The city charter of Dubuque provides as follows:

“ Sec. 7. The city council shall have power, and it is hereby made their duty,

To open, alter, extend, widen, establish and vacate, and to grade, pave and otherwise improve, clean and keep in repair the sidewalks, streets, alleys, wharfs, docks, landings and other public grounds of said city;

To regulate the use of wharves and public landings, fix the rate of wharfage, and regulate the stationary anchorage and moorings of all boats and rafts within the city.”

The question presented for decision is, whether the city, under the foregoing provisions of its charter in establishing wharves and landings, and prescribing rules and regulations for the anchorage and mooring of boats, rafts, etc., has the power to forbid a person owning a lot abutting upon the river, and upon which no wharf or public landing has been established, from using such lot as a wharf or landing without permission of the city and the payment of wharfage.

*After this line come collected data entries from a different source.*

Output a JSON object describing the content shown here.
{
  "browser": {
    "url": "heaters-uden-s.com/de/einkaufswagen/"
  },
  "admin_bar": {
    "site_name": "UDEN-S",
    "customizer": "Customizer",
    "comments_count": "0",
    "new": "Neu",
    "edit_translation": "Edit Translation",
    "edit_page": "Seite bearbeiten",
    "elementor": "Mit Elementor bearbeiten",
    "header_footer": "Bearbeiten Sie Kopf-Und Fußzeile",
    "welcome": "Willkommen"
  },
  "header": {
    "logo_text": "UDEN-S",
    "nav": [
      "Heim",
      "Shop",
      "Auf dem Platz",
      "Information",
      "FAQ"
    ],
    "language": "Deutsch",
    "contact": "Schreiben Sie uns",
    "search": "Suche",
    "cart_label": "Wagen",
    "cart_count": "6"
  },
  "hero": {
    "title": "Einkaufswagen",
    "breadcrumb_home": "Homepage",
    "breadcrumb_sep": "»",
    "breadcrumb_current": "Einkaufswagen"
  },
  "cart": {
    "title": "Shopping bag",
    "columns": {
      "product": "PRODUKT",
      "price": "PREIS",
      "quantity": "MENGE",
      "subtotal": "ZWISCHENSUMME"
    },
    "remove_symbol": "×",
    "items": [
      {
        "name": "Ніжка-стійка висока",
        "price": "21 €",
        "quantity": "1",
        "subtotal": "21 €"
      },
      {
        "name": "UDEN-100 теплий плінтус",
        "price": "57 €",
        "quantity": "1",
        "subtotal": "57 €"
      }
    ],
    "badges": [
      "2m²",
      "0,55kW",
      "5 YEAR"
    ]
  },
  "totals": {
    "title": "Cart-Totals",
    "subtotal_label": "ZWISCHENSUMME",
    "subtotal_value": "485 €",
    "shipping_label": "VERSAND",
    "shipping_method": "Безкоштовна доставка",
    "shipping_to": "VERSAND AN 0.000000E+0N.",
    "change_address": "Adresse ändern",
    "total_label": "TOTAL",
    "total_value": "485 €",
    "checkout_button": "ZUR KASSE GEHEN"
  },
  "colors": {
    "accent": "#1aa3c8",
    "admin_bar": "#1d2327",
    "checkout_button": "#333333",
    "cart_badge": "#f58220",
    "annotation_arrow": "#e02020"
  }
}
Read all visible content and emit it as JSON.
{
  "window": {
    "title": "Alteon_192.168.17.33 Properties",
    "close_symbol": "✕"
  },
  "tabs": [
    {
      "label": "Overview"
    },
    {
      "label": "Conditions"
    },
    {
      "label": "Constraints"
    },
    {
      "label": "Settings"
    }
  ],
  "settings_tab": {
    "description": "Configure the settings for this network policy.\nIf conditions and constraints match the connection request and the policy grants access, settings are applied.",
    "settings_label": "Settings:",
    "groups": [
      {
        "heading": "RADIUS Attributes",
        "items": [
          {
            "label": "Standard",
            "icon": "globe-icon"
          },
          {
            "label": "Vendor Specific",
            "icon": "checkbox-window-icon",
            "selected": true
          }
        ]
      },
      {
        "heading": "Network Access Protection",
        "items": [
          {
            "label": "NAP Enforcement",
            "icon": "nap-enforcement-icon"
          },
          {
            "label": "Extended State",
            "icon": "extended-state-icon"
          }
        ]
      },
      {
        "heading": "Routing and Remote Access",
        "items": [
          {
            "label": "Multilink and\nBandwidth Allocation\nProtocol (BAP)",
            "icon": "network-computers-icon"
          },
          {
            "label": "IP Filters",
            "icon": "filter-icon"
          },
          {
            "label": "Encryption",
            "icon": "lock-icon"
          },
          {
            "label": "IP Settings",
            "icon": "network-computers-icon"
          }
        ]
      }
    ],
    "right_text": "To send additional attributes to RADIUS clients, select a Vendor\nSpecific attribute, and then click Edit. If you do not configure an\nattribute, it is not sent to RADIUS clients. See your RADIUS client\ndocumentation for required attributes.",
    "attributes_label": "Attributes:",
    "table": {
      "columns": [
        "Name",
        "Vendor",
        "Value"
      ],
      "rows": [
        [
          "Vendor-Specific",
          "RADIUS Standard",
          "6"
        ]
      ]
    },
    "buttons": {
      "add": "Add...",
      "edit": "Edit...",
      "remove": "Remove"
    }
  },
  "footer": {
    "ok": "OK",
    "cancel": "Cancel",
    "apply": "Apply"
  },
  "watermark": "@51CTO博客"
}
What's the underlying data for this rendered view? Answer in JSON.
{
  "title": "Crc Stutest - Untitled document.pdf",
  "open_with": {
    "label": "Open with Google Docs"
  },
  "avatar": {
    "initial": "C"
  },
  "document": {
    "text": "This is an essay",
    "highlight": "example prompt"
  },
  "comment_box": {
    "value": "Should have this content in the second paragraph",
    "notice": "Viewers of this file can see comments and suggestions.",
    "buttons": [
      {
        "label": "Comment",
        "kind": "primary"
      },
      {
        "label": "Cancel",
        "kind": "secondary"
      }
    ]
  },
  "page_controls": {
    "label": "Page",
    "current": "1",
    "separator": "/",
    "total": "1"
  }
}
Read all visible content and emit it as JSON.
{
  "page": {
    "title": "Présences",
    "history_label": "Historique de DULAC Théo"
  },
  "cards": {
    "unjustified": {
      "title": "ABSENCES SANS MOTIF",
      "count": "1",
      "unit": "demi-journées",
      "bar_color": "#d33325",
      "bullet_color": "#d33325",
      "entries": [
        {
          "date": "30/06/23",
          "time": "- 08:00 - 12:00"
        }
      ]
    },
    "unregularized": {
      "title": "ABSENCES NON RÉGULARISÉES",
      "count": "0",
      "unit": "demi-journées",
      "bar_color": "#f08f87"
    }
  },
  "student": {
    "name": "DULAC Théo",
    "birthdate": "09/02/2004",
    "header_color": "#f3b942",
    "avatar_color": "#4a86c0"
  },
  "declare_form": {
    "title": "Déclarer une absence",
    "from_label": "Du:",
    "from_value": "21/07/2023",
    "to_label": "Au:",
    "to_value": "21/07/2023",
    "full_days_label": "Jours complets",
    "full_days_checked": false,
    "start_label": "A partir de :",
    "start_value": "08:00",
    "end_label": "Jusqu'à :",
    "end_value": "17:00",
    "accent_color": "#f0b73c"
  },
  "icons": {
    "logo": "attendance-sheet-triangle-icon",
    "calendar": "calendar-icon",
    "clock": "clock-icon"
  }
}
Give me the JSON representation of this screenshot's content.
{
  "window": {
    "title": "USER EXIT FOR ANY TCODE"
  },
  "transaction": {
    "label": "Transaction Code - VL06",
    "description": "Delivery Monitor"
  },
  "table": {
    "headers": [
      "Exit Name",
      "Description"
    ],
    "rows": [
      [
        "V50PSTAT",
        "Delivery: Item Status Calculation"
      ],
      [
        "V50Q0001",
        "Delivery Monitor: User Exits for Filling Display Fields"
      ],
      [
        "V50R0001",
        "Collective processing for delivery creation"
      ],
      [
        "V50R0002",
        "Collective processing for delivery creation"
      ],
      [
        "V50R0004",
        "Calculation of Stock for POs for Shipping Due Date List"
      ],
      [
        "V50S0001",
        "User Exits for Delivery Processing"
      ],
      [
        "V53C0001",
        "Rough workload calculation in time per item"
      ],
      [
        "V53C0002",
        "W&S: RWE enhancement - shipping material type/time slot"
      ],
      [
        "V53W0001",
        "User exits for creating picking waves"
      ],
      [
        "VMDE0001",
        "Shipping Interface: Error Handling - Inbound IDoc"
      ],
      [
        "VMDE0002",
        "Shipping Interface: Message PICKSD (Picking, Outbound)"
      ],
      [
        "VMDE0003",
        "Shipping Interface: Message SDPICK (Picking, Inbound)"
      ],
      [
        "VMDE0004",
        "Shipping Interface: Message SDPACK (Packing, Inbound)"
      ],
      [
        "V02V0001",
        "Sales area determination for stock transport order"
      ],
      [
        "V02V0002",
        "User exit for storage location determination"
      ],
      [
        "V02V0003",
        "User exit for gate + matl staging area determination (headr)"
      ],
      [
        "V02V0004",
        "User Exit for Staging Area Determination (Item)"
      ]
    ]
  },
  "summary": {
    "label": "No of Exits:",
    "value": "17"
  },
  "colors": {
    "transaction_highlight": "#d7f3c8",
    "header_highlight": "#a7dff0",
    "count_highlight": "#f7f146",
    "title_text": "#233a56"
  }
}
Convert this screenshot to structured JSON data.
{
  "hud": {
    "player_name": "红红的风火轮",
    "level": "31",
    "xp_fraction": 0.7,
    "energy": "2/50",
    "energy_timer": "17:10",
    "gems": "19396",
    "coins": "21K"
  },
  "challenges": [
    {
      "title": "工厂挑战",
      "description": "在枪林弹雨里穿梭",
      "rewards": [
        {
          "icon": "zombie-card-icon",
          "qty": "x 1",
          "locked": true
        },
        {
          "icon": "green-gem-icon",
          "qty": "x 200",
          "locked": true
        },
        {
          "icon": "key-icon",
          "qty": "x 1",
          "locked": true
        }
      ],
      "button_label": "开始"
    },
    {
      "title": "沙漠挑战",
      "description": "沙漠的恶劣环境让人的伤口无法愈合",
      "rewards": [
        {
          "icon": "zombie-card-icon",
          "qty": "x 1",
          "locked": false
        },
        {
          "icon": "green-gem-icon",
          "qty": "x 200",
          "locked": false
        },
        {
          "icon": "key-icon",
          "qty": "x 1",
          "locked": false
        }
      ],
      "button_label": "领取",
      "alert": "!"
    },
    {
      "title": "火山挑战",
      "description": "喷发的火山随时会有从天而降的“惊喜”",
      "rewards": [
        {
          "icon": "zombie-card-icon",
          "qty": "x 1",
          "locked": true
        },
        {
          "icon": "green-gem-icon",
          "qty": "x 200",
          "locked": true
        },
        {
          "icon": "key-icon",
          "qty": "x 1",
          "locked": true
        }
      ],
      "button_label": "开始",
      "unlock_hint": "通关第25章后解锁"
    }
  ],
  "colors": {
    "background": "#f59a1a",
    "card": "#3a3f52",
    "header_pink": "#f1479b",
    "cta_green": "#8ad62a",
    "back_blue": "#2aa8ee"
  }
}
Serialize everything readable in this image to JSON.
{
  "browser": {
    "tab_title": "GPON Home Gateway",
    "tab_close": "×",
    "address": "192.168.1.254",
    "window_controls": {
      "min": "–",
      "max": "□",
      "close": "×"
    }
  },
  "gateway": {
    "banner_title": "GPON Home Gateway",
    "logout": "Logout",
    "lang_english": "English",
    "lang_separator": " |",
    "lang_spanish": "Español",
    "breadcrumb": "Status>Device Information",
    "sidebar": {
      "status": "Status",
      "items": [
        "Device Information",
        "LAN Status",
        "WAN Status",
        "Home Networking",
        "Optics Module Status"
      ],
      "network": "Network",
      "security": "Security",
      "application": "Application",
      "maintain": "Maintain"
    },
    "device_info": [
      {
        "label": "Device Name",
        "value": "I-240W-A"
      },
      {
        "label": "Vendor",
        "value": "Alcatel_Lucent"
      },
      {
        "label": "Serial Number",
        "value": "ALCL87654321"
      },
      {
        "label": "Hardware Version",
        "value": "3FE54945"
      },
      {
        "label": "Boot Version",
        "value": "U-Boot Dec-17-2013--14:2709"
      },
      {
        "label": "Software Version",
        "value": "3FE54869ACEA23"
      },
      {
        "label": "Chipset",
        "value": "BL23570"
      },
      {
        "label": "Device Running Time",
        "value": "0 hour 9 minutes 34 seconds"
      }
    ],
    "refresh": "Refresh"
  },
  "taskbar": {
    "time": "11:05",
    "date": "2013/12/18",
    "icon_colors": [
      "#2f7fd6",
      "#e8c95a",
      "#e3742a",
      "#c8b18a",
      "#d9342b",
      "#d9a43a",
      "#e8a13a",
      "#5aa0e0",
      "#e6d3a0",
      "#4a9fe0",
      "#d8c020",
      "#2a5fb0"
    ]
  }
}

The charter confers upon the city the power to establish the wharves, docks and landings, and to fix the rate of wharf-age, and also to regulate the stationary anchorage and mooring of all boats and rafts. The charter not only confers these powers, but, also, makes it the duty of the city to execute them.

It is a well-settled rule of construction that corporations have such powers as are expressly granted in their charter, and those which are necessary to enable them to carry into effect the powers expressly granted. 2 Kent’s Com. 298; The City of Davenport v. Kelly, 7 Iowa, 102-106.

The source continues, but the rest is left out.